La alcaldesa Elizabeth Motta Álvarez, es víctima de tanta insensatez descerebrada. Pero hay algunos que parecen prestarse más a ser blanco de iras y resentimientos y a su parecer, creen dañar la imagen de la mandataria dejando un manto de dudas con ese tipo de comentarios que rayan en la ordinariez: “que se robaron el dinero; que se trata de una nueva modalidad para robarse la plata del municipio; que la alcaldesa necesitaba recuperar lo invertido en sus campañas; que se les cayó la vuelta; etc.”, pero solo son unos irresponsables y unos difamadores, maltratadores y tergiversadores de los hechos.

Se juntaron para apuñalar moralmente a la alcaldesa el anonimato, la difamación y la incoherencia de los injuriadores y calumniadores.
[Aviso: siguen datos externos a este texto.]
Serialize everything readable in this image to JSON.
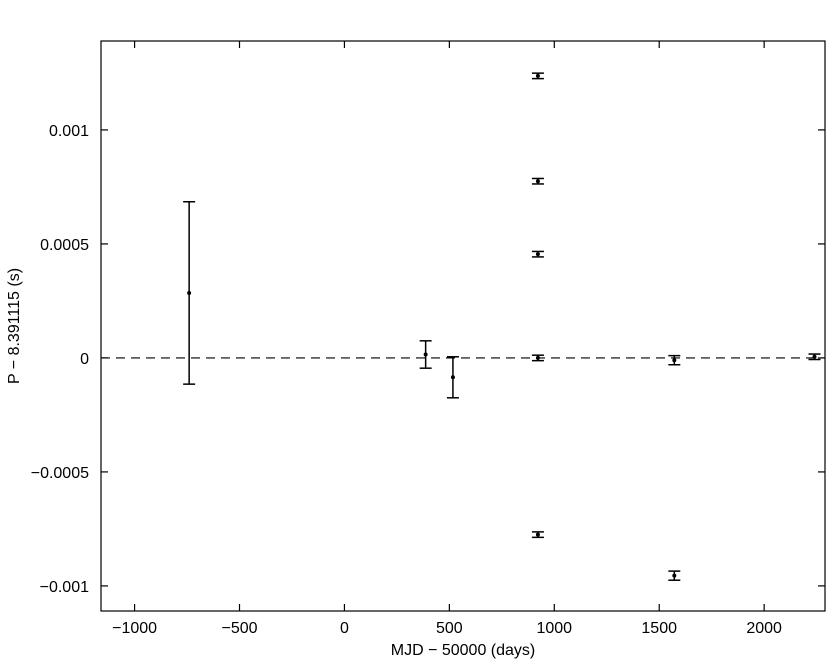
{
  "chart_data": {
    "type": "scatter",
    "xlabel": "MJD − 50000 (days)",
    "ylabel": "P − 8.391115 (s)",
    "xlim": [
      -1160,
      2290
    ],
    "ylim": [
      -0.00111,
      0.00139
    ],
    "xticks": [
      -1000,
      -500,
      0,
      500,
      1000,
      1500,
      2000
    ],
    "xtick_labels": [
      "−1000",
      "−500",
      "0",
      "500",
      "1000",
      "1500",
      "2000"
    ],
    "yticks": [
      -0.001,
      -0.0005,
      0,
      0.0005,
      0.001
    ],
    "ytick_labels": [
      "−0.001",
      "−0.0005",
      "0",
      "0.0005",
      "0.001"
    ],
    "reference_line": {
      "y": 0,
      "style": "dashed"
    },
    "grid": false,
    "points": [
      {
        "x": -740,
        "y": 0.000285,
        "err": 0.0004
      },
      {
        "x": 387,
        "y": 1.5e-05,
        "err": 6e-05
      },
      {
        "x": 517,
        "y": -8.5e-05,
        "err": 9e-05
      },
      {
        "x": 922,
        "y": 0.001237,
        "err": 1.2e-05
      },
      {
        "x": 922,
        "y": 0.000775,
        "err": 1.2e-05
      },
      {
        "x": 922,
        "y": 0.000455,
        "err": 1.2e-05
      },
      {
        "x": 922,
        "y": 0.0,
        "err": 1.2e-05
      },
      {
        "x": 922,
        "y": -0.000775,
        "err": 1.2e-05
      },
      {
        "x": 1572,
        "y": -1e-05,
        "err": 2e-05
      },
      {
        "x": 1572,
        "y": -0.000955,
        "err": 2e-05
      },
      {
        "x": 2240,
        "y": 5e-06,
        "err": 1.2e-05
      }
    ]
  }
}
O sea, que, con perfiles falsos y seudónimos, hay quienes, de manera perspicaz, sacan a pasear su irracionalidad en las redes sociales, disparan a ciegas y vierten la mala fe con que obran.
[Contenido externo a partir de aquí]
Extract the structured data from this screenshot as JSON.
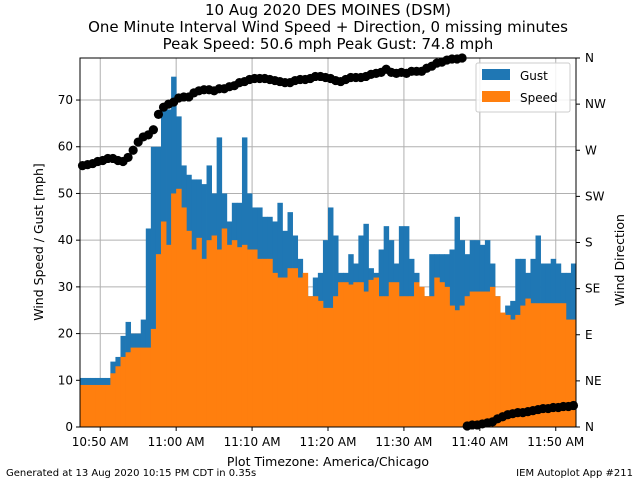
{
  "chart_data": {
    "type": "bar",
    "title_lines": [
      "10 Aug 2020 DES MOINES (DSM)",
      "One Minute Interval Wind Speed + Direction, 0 missing minutes",
      "Peak Speed: 50.6 mph Peak Gust: 74.8 mph"
    ],
    "xlabel": "Plot Timezone: America/Chicago",
    "ylabel": "Wind Speed / Gust [mph]",
    "y2label": "Wind Direction",
    "ylim": [
      0,
      79
    ],
    "y_ticks": [
      0,
      10,
      20,
      30,
      40,
      50,
      60,
      70
    ],
    "y2_ticks": [
      "N",
      "NE",
      "E",
      "SE",
      "S",
      "SW",
      "W",
      "NW",
      "N"
    ],
    "x_ticks": [
      "10:50 AM",
      "11:00 AM",
      "11:10 AM",
      "11:20 AM",
      "11:30 AM",
      "11:40 AM",
      "11:50 AM"
    ],
    "x_start_minute": 0,
    "legend": [
      "Gust",
      "Speed"
    ],
    "legend_position": "top-right",
    "grid": true,
    "colors": {
      "gust": "#1f77b4",
      "speed": "#ff7f0e",
      "direction": "#000000"
    },
    "series": [
      {
        "name": "Speed",
        "values": [
          9,
          9,
          9,
          9,
          9,
          9,
          11.5,
          13,
          15,
          16,
          17,
          17,
          17,
          17,
          21,
          37,
          44,
          39,
          50,
          51,
          47,
          42,
          38,
          40.5,
          36,
          40,
          41,
          38,
          42.5,
          39,
          40,
          38.5,
          39,
          38,
          38,
          36,
          36,
          36,
          33,
          32,
          32,
          34,
          34,
          32,
          33,
          28,
          28,
          27,
          25.5,
          25.5,
          28,
          31,
          31,
          30.5,
          31,
          31,
          29,
          31.5,
          32,
          28,
          28,
          31,
          31,
          28,
          28,
          28,
          31,
          30,
          28,
          28,
          32,
          31,
          30,
          26,
          25,
          26,
          28,
          29,
          29,
          29,
          29,
          30,
          28,
          24.5,
          24,
          23,
          24,
          26,
          27.5,
          26.5,
          26.5,
          26.5,
          26.5,
          26.5,
          26.5,
          26.5,
          23,
          23
        ]
      },
      {
        "name": "Gust",
        "values": [
          10.5,
          10.5,
          10.5,
          10.5,
          10.5,
          10.5,
          14,
          15,
          19.5,
          22.5,
          20,
          20,
          23,
          42.5,
          60,
          60,
          68,
          68,
          75,
          66.5,
          56,
          54,
          53,
          53,
          52,
          56,
          50,
          62,
          50,
          44,
          48,
          48,
          62,
          50,
          47,
          47,
          45,
          45,
          44,
          48,
          42,
          46,
          41,
          36,
          30,
          28,
          32,
          33,
          40,
          47,
          41,
          33,
          33,
          37,
          35,
          41,
          43.5,
          34,
          33,
          38,
          43,
          40,
          35,
          43,
          43,
          36,
          33,
          29,
          28,
          37,
          37,
          37,
          37,
          38,
          45,
          40,
          37,
          40,
          40,
          39,
          40,
          35,
          28,
          22,
          26,
          27,
          36,
          36,
          33,
          36,
          41,
          35,
          35,
          36,
          35,
          33,
          33,
          35
        ]
      },
      {
        "name": "Direction",
        "unit": "degrees",
        "minutes": [
          0,
          1,
          2,
          3,
          4,
          5,
          6,
          7,
          8,
          9,
          10,
          11,
          12,
          13,
          14,
          15,
          16,
          17,
          18,
          19,
          20,
          21,
          22,
          23,
          24,
          25,
          26,
          27,
          28,
          29,
          30,
          31,
          32,
          33,
          34,
          35,
          36,
          37,
          38,
          39,
          40,
          41,
          42,
          43,
          44,
          45,
          46,
          47,
          48,
          49,
          50,
          51,
          52,
          53,
          54,
          55,
          56,
          57,
          58,
          59,
          60,
          61,
          62,
          63,
          64,
          65,
          66,
          67,
          68,
          69,
          70,
          71,
          72,
          73,
          74,
          75,
          76,
          77,
          78,
          79,
          80,
          81,
          82,
          83,
          84,
          85,
          86,
          87,
          88,
          89,
          90,
          91,
          92,
          93,
          94,
          95,
          96,
          97
        ],
        "values": [
          255,
          256,
          257,
          259,
          260,
          262,
          262,
          260,
          259,
          263,
          270,
          278,
          283,
          285,
          290,
          305,
          312,
          315,
          317,
          321,
          322,
          322,
          326,
          328,
          329,
          329,
          328,
          330,
          330,
          332,
          333,
          336,
          337,
          339,
          340,
          340,
          340,
          339,
          338,
          337,
          336,
          336,
          338,
          339,
          339,
          340,
          342,
          342,
          341,
          340,
          338,
          337,
          339,
          341,
          341,
          341,
          342,
          344,
          345,
          346,
          349,
          346,
          345,
          346,
          345,
          347,
          347,
          347,
          350,
          352,
          355,
          356,
          358,
          359,
          359,
          360,
          1,
          2,
          2,
          3,
          4,
          5,
          8,
          10,
          12,
          13,
          14,
          14,
          15,
          16,
          17,
          18,
          18,
          19,
          19,
          20,
          20,
          21
        ]
      }
    ]
  },
  "footer": {
    "left": "Generated at 13 Aug 2020 10:15 PM CDT in 0.35s",
    "right": "IEM Autoplot App #211"
  }
}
¿Por qué esos afilados dardos lanzados desde el anonimato, desde la falsedad de nombres inventados y perfiles falsos? ¿Por qué si tienen fundadas razones y pruebas para denunciar hechos concretos no lo hacen de una forma directa, vale decir, con fundamento y con sus nombres y apellidos en estos medios de difusión masivos? Y si quieren ir más allá, ¿por qué no denuncian esos hechos a las autoridades judiciales?

Es bueno reconocer la invaluable labor y participación de la ciudadanía en asuntos generadores de corrupción. Bienvenidos los comentarios, pero de aquellos basados en hechos reales y no en “supuestos” que solo buscan causar daño.

Debe la sociedad hacer un alto en el camino y evaluar en qué se está convirtiendo. No permitamos que se siga jugando con la dignidad de las personas. Esos comentarios humillantes e insolentes meritan toda nuestra repulsa.

La libertad de expresión es un medio precioso al alcance de la humanidad para la participación cívica. Desnaturalizarlo, pervertirlo, retorcerlo, esconderse en la vileza del anonimato insultante, despreciativo y disparatado en cuanto a ridículos comentarios, es un acto de bajeza que no merece más que nuestro rechazo, el mayor de los repudios. ¡Hasta pronto!